Docklands Light Railway train
Work on a DLR link to Thamesmead is not expected to start until 2028 Credit: The Greenwich Wire

Extending the Docklands Light Railway to Thamesmead could cost £1.7 billion – with homes in major new developments being built before the first trains arrive in 2033.

Senior councillors in both Greenwich and Newham are signing off a request for the Westminster government to help pay for early work on the project, which would help the development of up to 30,000 new homes on both sides of the Thames.

Greenwich cabinet members endorsed the request in a brief meeting on Wednesday, with just a summary document placed in the public domain.

However, across the Thames, Newham has been more transparent and published the full document before its cabinet meets on Tuesday. Newham’s paper reveals that an extension would not be ready for another decade, with construction not expected to start until 2028.

Before then, up to £12 million will be needed to develop the project. Both councils will contribute £500,000 each for four years of preparatory work on the extension, while Transport for London, developers and other bodies will also contribute cash. The government is being asked for between £4 million and £6 million.

While Greenwich councillors were told that the total cost of building the line would be between £700 million and £1.2 billion at 2021 prices, their counterparts in Newham were given a fuller picture.

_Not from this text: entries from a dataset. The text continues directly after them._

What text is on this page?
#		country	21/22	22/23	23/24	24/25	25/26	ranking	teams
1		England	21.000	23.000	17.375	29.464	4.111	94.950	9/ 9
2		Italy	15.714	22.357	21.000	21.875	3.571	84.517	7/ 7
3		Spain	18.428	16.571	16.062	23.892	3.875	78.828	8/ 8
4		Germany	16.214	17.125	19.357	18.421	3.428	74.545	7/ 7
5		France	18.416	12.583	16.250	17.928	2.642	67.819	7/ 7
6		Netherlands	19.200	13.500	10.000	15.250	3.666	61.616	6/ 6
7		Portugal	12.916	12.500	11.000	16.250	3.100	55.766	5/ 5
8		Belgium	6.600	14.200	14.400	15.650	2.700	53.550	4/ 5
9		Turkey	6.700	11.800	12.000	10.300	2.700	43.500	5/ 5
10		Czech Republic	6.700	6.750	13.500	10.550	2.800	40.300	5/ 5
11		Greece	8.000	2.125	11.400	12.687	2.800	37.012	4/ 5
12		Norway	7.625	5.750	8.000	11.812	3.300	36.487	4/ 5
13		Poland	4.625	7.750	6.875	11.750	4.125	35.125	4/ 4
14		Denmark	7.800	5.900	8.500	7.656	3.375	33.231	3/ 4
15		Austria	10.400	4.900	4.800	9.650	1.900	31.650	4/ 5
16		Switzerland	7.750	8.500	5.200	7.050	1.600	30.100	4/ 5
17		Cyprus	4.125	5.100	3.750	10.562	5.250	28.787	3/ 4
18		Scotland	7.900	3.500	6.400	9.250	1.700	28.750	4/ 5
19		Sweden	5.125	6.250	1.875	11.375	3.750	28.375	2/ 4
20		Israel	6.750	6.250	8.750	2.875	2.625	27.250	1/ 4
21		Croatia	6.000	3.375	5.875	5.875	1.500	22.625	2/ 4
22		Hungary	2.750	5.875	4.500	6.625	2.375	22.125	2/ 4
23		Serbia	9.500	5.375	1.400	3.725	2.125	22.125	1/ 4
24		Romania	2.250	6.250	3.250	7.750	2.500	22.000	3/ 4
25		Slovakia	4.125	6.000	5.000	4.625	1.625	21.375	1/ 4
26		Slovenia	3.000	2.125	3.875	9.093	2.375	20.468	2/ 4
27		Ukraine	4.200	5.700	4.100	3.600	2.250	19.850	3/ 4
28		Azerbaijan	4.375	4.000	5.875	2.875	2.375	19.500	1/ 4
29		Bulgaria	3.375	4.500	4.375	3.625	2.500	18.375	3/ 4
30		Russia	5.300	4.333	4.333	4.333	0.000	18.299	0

“Taking account of future inflation between 2021 and the anticipated construction period of 2028-33, outturn costs are currently forecast at between £950m and £1.7bn,” the economic case for the extension says.

TfL Thamesmead map
A bus transit link is planned as well as the DLR extension

While much of Thamesmead is poorly-served by public transport, the extension aims to serve two major new developments at Beckton Riverside – on the site of the old gas works – and Thamesmead Waterfront, which would be built on retail parks and the remaining undeveloped former Ministry of Defence land.

But the first residents could move in long before the first trains arrive – as happened across the Thames when the first residents in Barking Riverside settled in before the London Overground came to the area.

“The landowners/developers are also working with the local authorities to explore the potential to bring forward a limited number of homes at Beckton Riverside and Thamesmead Waterfront, in advance of the delivery of a public transport intervention, maximising existing links,” the document says.

“Planning applications for early non-dependent phases could be submitted in the mid-2020s, with the first homes being occupied in the late 2020s.”

Three options are being considered in the preparatory work: a bus transit link between Woolwich, Thamesmead and Abbey Wood; a DLR link to Beckton Riverside only; and a DLR link that continues all the way to Thamesmead.

The document warns against only going to Beckton Riverside and says that a bus transit – a service with its own lanes and priority over normal traffic – could be built in Thamesmead first to be joined later by the DLR.

Options ruled out at an early stage included river buses, cable car links across the Thames and extensions of the Hammersmith & City line from Barking.

Current residents in Thamesmead are “screaming out for transport infrastructure”, communities cabinet member and Abbey Wood councillor Ann-Marie Cousins said on Wednesday.

Greenwich Council leader Anthony Okereke said: “This has been a long campaign for us in terms of wanting the DLR extension from Beckton to Thamesmead, and I’m glad that we’re working with our partners to make sure that we can push this forward.

“The infrastructure’s going to bring a huge investment into Thamesmead and Abbey Wood and the wider area in the same way the Elizabeth Line has done for Woolwich and as a cabinet, we will continue to campaign for more infrastructure in southeast London.”